Contemporaneamente, come abbiamo avuto modo di sottolineare in un post recente, ci sarebbe un altro nodo importante che ancora poco viene evidenziato: quello “flessibilità in uscita/riforma delle pensioni, la connessione fra innalzamento dell’età pensionabile e spinta verso una maggiore libertà di licenziare. Infatti, riportando un ragionamento già fatto: secondo le misure previste, le pensioni di anzianità dovrebbero sparire lasciando solo quelle di vecchiaia: ovvero, indipendentemente dagli anni di contributi, si resterebbe a lavoro sino ai 67 anni.
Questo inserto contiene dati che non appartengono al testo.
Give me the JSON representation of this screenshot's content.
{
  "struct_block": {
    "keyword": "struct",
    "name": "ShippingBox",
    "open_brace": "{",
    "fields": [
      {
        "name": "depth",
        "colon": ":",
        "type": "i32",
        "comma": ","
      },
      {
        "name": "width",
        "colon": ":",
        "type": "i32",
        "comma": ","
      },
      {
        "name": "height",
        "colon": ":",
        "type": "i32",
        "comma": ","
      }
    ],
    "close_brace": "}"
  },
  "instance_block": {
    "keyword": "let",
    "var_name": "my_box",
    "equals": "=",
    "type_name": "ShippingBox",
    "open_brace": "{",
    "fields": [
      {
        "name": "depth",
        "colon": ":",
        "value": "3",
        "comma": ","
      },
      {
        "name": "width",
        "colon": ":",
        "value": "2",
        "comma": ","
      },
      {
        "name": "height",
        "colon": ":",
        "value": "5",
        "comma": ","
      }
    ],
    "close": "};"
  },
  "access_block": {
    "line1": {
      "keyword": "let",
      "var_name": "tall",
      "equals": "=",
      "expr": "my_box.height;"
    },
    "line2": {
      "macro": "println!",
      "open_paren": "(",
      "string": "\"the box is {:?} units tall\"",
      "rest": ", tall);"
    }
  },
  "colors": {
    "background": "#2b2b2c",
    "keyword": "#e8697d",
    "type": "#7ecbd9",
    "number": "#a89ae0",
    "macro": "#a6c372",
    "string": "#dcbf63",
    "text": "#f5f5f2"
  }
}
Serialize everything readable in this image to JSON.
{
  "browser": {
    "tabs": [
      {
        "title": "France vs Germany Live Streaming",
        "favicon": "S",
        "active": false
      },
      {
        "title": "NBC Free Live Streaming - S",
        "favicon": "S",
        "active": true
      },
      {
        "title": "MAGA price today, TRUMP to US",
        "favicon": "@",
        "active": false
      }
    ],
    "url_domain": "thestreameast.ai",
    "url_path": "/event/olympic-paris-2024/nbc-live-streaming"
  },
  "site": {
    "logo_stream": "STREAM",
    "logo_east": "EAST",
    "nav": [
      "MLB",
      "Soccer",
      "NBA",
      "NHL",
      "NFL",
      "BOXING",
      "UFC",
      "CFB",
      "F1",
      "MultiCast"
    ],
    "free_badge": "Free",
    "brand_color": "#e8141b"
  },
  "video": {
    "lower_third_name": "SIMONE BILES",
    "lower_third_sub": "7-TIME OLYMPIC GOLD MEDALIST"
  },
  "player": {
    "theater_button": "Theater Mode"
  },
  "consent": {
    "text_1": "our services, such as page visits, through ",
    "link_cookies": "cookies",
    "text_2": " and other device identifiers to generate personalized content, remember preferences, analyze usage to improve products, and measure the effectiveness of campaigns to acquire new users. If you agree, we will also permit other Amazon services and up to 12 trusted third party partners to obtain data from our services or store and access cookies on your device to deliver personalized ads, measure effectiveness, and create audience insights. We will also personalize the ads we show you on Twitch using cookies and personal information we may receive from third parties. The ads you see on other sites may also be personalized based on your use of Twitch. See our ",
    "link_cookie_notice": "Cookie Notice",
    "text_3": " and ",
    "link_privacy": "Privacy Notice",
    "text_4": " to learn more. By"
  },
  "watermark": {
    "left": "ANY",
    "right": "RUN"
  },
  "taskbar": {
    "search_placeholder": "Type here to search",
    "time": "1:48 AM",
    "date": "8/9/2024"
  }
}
Sulle prime – a parte l’insensatezza del provvedimento, visto che si trattiene a lavoro gente che sarebbe ben felice di andarsene a casa e “lasciare il posto” ad una generazione che ancora a 30-35 anni fa fatica ad inserirsi – la misura sembra un regalo ai lavoratori, perché di questi tempi garantisce quasi di conservare fino alla fine il proprio impiego.

Ora, a meno di pensare che Confindustria è impazzita, e constatando invece che spesso le aziende si sbarazzano dei lavoratori proprio attraverso i pre-pensionamenti e “scivoli” vari
- altro oggetto sotto osservazione e soggetto a proposte di modifica sostanziale - dobbiamo giocoforza legare questo provvedimento a quello dei “licenziamenti facili”. Secondo tutti gli studi, intorno ai 55 anni un lavoratore smette di essere produttivo, perché è più stanco, soffre di patologie fisiche e psichiche, è meno motivato, è meno disposto ad aggiornarsi e meno flessibile: è dunque impensabile immaginare che si voglia tenere alla catena di montaggio o a guidare camion gente di 67 anni… Ma se il padronato avesse la possibilità di licenziare liberamente, potrebbe tenersi il lavoratore sino ai 55-60 anni e poi “lasciarlo andare”; il lavoratore ovviamente sarebbe costretto a continuare a lavorare sino al raggiungimento della pensione, e si sposterebbe verso mansioni più umili e dequalificate. È qualcosa che nel resto del mondo già succede: con persone ultrasessantenni che lavorano per anni nei Mac Donald’s o nelle imprese di pulizie in attesa di arrivare all’agognata pensione.

E di certo, citando quest’ultima possibilità non facciamo riferimento, come si sente in alcune trasmissioni televisive “di regime”, a quei poveri dirigenti che, una volta fuori, poi avrebbero la difficoltà a mantenere uno stile di vita adeguato alle proprie abitudini, con una pensione di soli 2.500-3.000 euro! Con tanto di lacrime del caso di studio…

Insomma, la battaglia per l’articolo 18, sulle riforme della contrattazione, degli ammortizzatori sociali e, più in generale sul "mercato del lavoro" è cominciata ed è una battaglia, dal nostro punto di vista, un punto di vista dei lavoratori, quella per la difesa di tutta la classe lavoratrice contro un attacco terribile da parte del padronato che ha due dei suoi più esimi esponenti seduti uno a Palazzo Chigi e uno sul trono della BCE.

Dal nostro punto di vista è la battaglia che non si può non combattere.